The picture at the top of this page is of a waveform of
Cynthia saying the words speech technology. I demonstrated
Cynthia at the
Athens Linux Fest this year.
There are two major parts to a text-to-speech project. One is the sound production. The other is the phonology part. I am currently focusing on the phonological part, but I will first say a little about what I am doing for sound production.
I am using a database of prerecorded diphone waveforms; it is available through the MBROLA project. This database does not support allophones of phonemes. Instead it has every possible combination of two consecutive phonemes that can occur in English. A diphone is the concatenation of the second half of the first phoneme and the first half of the second phoneme.
Since the database does not contain allophones, it is missing the tap (flap) which is ian allophone of /t/. It also does not have a glottal stop.
The MBROLA program reads a file that is generated by Cynthia; this tells MBROLA how to get the diphones from the database. The entries in the database are just waveforms. They have no length or pitch information. Each phoneme in the phonetic transcription of a text is written to the input file along with a string of numbers for each phoneme. The MBROLA programs decides which diphone should be retrieved and applies the length and pitch information.

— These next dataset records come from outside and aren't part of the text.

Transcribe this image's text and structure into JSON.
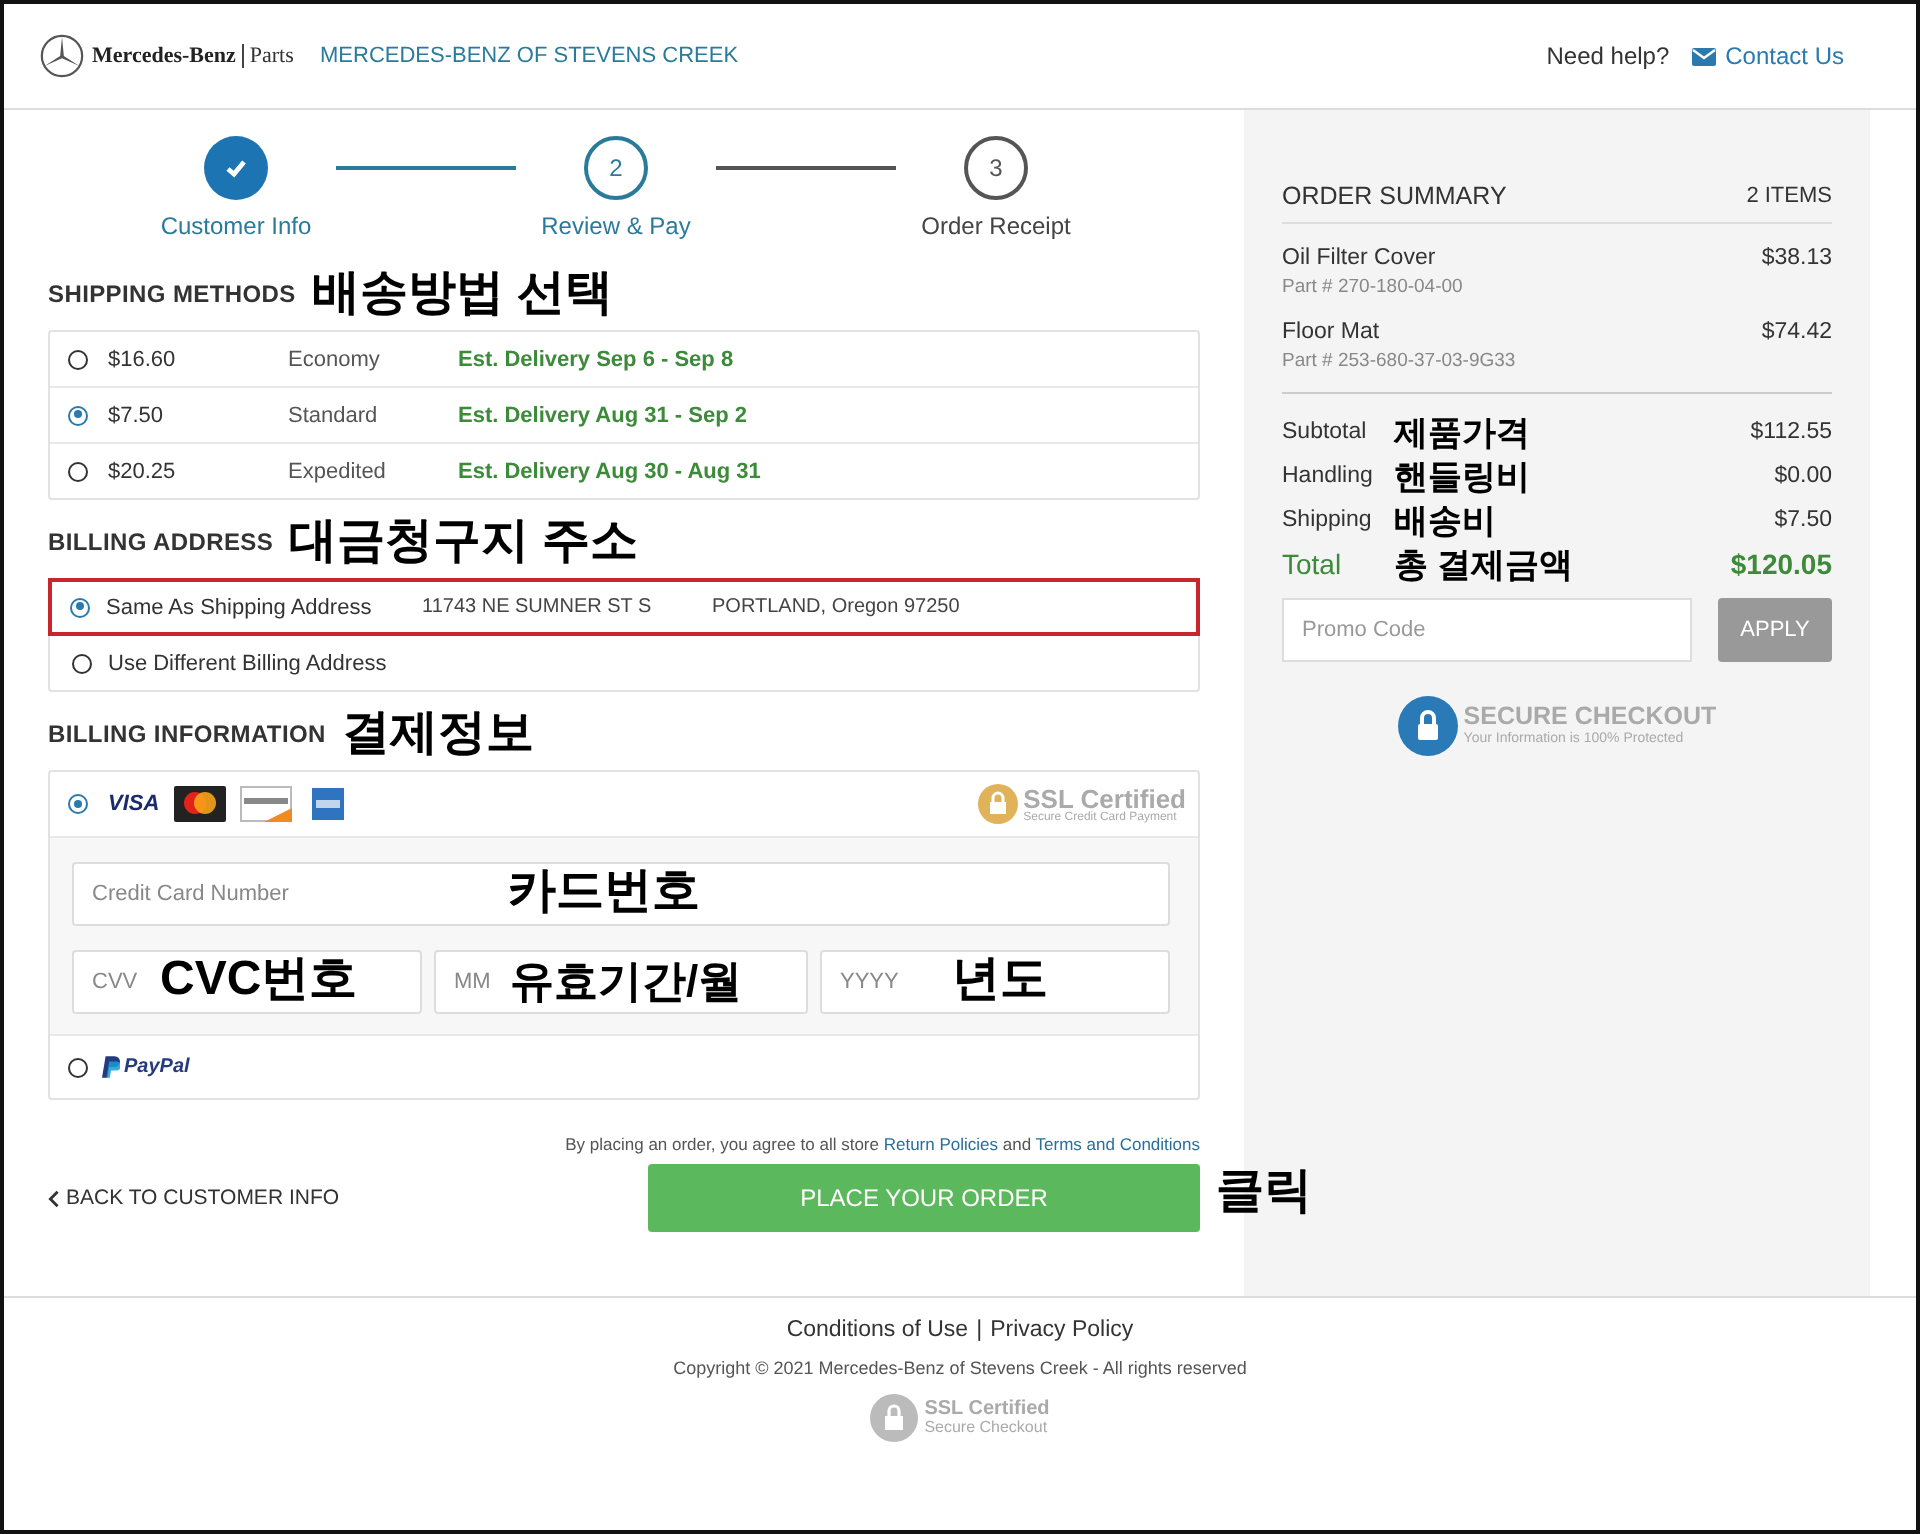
{
  "header": {
    "brand": "Mercedes-Benz",
    "brand_sub": "Parts",
    "dealer": "MERCEDES-BENZ OF STEVENS CREEK",
    "help": "Need help?",
    "contact": "Contact Us"
  },
  "steps": [
    {
      "label": "Customer Info",
      "completed": true,
      "selected": false
    },
    {
      "number": "2",
      "label": "Review & Pay",
      "completed": false,
      "selected": true
    },
    {
      "number": "3",
      "label": "Order Receipt",
      "completed": false,
      "selected": false
    }
  ],
  "shipping": {
    "title": "SHIPPING METHODS",
    "note": "배송방법 선택",
    "options": [
      {
        "price": "$16.60",
        "name": "Economy",
        "eta": "Est. Delivery Sep 6 - Sep 8",
        "selected": false
      },
      {
        "price": "$7.50",
        "name": "Standard",
        "eta": "Est. Delivery Aug 31 - Sep 2",
        "selected": true
      },
      {
        "price": "$20.25",
        "name": "Expedited",
        "eta": "Est. Delivery Aug 30 - Aug 31",
        "selected": false
      }
    ]
  },
  "billing_address": {
    "title": "BILLING ADDRESS",
    "note": "대금청구지 주소",
    "options": [
      {
        "label": "Same As Shipping Address",
        "address": "11743 NE SUMNER ST S",
        "city": "PORTLAND, Oregon 97250",
        "selected": true,
        "highlighted": true
      },
      {
        "label": "Use Different Billing Address",
        "selected": false,
        "highlighted": false
      }
    ]
  },
  "billing_info": {
    "title": "BILLING INFORMATION",
    "note": "결제정보",
    "methods": [
      {
        "kind": "card",
        "brand_text": "VISA",
        "selected": true
      },
      {
        "kind": "paypal",
        "label": "PayPal",
        "selected": false
      }
    ],
    "ssl": {
      "title": "SSL Certified",
      "subtitle": "Secure Credit Card Payment"
    },
    "fields": [
      {
        "placeholder": "Credit Card Number",
        "note": "카드번호"
      },
      {
        "placeholder": "CVV",
        "note": "CVC번호"
      },
      {
        "placeholder": "MM",
        "note": "유효기간/월"
      },
      {
        "placeholder": "YYYY",
        "note": "년도"
      }
    ]
  },
  "agreement": {
    "text": "By placing an order, you agree to all store",
    "link1": "Return Policies",
    "joiner": "and",
    "link2": "Terms and Conditions"
  },
  "back": "BACK TO CUSTOMER INFO",
  "place_order": "PLACE YOUR ORDER",
  "click_note": "클릭",
  "summary": {
    "title": "ORDER SUMMARY",
    "count": "2 ITEMS",
    "items": [
      {
        "name": "Oil Filter Cover",
        "part": "Part # 270-180-04-00",
        "price": "$38.13"
      },
      {
        "name": "Floor Mat",
        "part": "Part # 253-680-37-03-9G33",
        "price": "$74.42"
      }
    ],
    "totals": [
      {
        "label": "Subtotal",
        "note": "제품가격",
        "value": "$112.55",
        "kind": "line"
      },
      {
        "label": "Handling",
        "note": "핸들링비",
        "value": "$0.00",
        "kind": "line"
      },
      {
        "label": "Shipping",
        "note": "배송비",
        "value": "$7.50",
        "kind": "line"
      },
      {
        "label": "Total",
        "note": "총 결제금액",
        "value": "$120.05",
        "kind": "total"
      }
    ],
    "promo_placeholder": "Promo Code",
    "apply": "APPLY",
    "secure": {
      "title": "SECURE CHECKOUT",
      "subtitle": "Your Information is 100% Protected"
    }
  },
  "footer": {
    "links": [
      "Conditions of Use",
      "Privacy Policy"
    ],
    "separator": "|",
    "copyright": "Copyright © 2021 Mercedes-Benz of Stevens Creek - All rights reserved",
    "ssl": {
      "title": "SSL Certified",
      "subtitle": "Secure Checkout"
    }
  }
}
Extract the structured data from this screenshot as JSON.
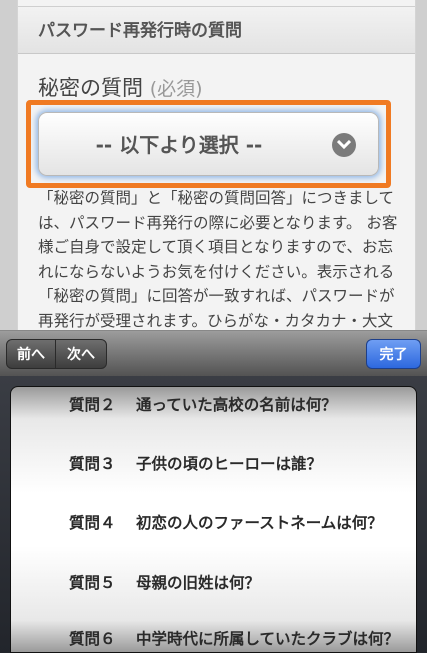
{
  "page": {
    "section_header": "パスワード再発行時の質問",
    "question_label": "秘密の質問",
    "question_required": "(必須)",
    "select_text": "-- 以下より選択 --",
    "description": "「秘密の質問」と「秘密の質問回答」につきましては、パスワード再発行の際に必要となります。 お客様ご自身で設定して頂く項目となりますので、お忘れにならないようお気を付けください。表示される「秘密の質問」に回答が一致すれば、パスワードが再発行が受理されます。ひらがな・カタカナ・大文字・小文字・半角・全角で区別されます。"
  },
  "toolbar": {
    "prev_label": "前へ",
    "next_label": "次へ",
    "done_label": "完了"
  },
  "picker": {
    "options": [
      {
        "num": "質問２",
        "text": "通っていた高校の名前は何？"
      },
      {
        "num": "質問３",
        "text": "子供の頃のヒーローは誰？"
      },
      {
        "num": "質問４",
        "text": "初恋の人のファーストネームは何？"
      },
      {
        "num": "質問５",
        "text": "母親の旧姓は何？"
      },
      {
        "num": "質問６",
        "text": "中学時代に所属していたクラブは何？"
      }
    ]
  },
  "colors": {
    "highlight_border": "#f07a22",
    "done_button": "#2d68de"
  }
}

I am getting the raw phonetic transcriptions from the CMU pronouncing dictionary. It mostly uses a subset of ARPAbet as its phonetic alphabet, except that it uses [hh] instead of [h]. It also does not contain allophones.
When Cynthia gets a word from the input stream, she looks it up in the dictionary to get the raw transciption. The CMU dictionary does not divide the words into syllables, but it does have primary and secondary stress marks. Cynthia takes the transcription for a given word and divides it into syllables. Then the phonological rules are applied resulting in a better transcription.